If `f(x)` is continuous in `[0, 1]` and `f((1)/(3))=12`, then the value of `lim_(nrarroo)f((sqrtn)/(3sqrtn+1))` is equal to

To solve the problem, we need to find the limit: \[ \lim_{n \to \infty} f\left(\frac{\sqrt{n}}{3\sqrt{n} + 1}\right) \] Given that \( f(x) \) is continuous on the interval \([0, 1]\) and \( f\left(\frac{1}{3}\right) = 12 \). ### Step 1: Simplifying the expression inside the limit We start by simplifying the expression inside the function \( f \): \[ \frac{\sqrt{n}}{3\sqrt{n} + 1} \] To simplify this, we can divide the numerator and the denominator by \( \sqrt{n} \): \[ \frac{\sqrt{n}}{3\sqrt{n} + 1} = \frac{1}{3 + \frac{1}{\sqrt{n}}} \] ### Step 2: Finding the limit of the simplified expression Now, we need to evaluate the limit of this expression as \( n \) approaches infinity: \[ \lim_{n \to \infty} \frac{1}{3 + \frac{1}{\sqrt{n}}} \] As \( n \to \infty \), \( \frac{1}{\sqrt{n}} \to 0 \).
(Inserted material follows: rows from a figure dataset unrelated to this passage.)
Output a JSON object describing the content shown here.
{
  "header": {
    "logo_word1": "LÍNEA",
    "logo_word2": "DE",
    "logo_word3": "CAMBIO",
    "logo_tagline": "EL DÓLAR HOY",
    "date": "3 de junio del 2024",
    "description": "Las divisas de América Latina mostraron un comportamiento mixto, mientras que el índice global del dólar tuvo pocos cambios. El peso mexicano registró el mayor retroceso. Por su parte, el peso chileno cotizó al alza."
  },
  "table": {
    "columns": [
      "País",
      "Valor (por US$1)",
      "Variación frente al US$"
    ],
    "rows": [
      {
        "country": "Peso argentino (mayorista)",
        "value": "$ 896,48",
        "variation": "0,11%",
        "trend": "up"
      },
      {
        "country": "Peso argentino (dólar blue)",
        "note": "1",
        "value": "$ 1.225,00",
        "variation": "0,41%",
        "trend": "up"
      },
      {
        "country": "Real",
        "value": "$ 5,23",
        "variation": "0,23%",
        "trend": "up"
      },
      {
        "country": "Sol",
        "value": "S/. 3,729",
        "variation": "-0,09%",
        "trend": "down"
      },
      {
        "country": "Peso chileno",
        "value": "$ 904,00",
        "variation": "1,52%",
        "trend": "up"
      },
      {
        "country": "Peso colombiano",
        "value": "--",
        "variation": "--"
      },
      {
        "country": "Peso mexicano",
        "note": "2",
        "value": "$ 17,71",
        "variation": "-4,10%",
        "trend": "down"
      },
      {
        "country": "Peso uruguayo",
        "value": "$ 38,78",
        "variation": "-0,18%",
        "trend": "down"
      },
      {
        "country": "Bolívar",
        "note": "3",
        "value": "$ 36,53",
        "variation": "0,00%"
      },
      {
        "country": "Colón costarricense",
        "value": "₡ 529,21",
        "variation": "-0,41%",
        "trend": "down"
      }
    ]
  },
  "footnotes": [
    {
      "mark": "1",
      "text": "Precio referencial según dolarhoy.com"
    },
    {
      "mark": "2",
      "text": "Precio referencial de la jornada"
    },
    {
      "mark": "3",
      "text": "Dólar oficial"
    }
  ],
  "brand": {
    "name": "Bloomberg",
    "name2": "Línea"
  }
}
Therefore, we have: \[ \lim_{n \to \infty} \frac{1}{3 + \frac{1}{\sqrt{n}}} = \frac{1}{3 + 0} = \frac{1}{3} \] ### Step 3: Applying the limit to the function \( f \) Now we substitute this limit back into the function \( f \): \[ \lim_{n \to \infty} f\left(\frac{\sqrt{n}}{3\sqrt{n} + 1}\right) = f\left(\frac{1}{3}\right) \] ### Step 4: Using the given value of \( f\left(\frac{1}{3}\right) \) From the problem, we know that: \[ f\left(\frac{1}{3}\right) = 12 \] ### Conclusion Thus, the value of the limit is: \[ \lim_{n \to \infty} f\left(\frac{\sqrt{n}}{3\sqrt{n} + 1}\right) = 12 \] ### Final Answer The value of the limit is \( 12 \). ---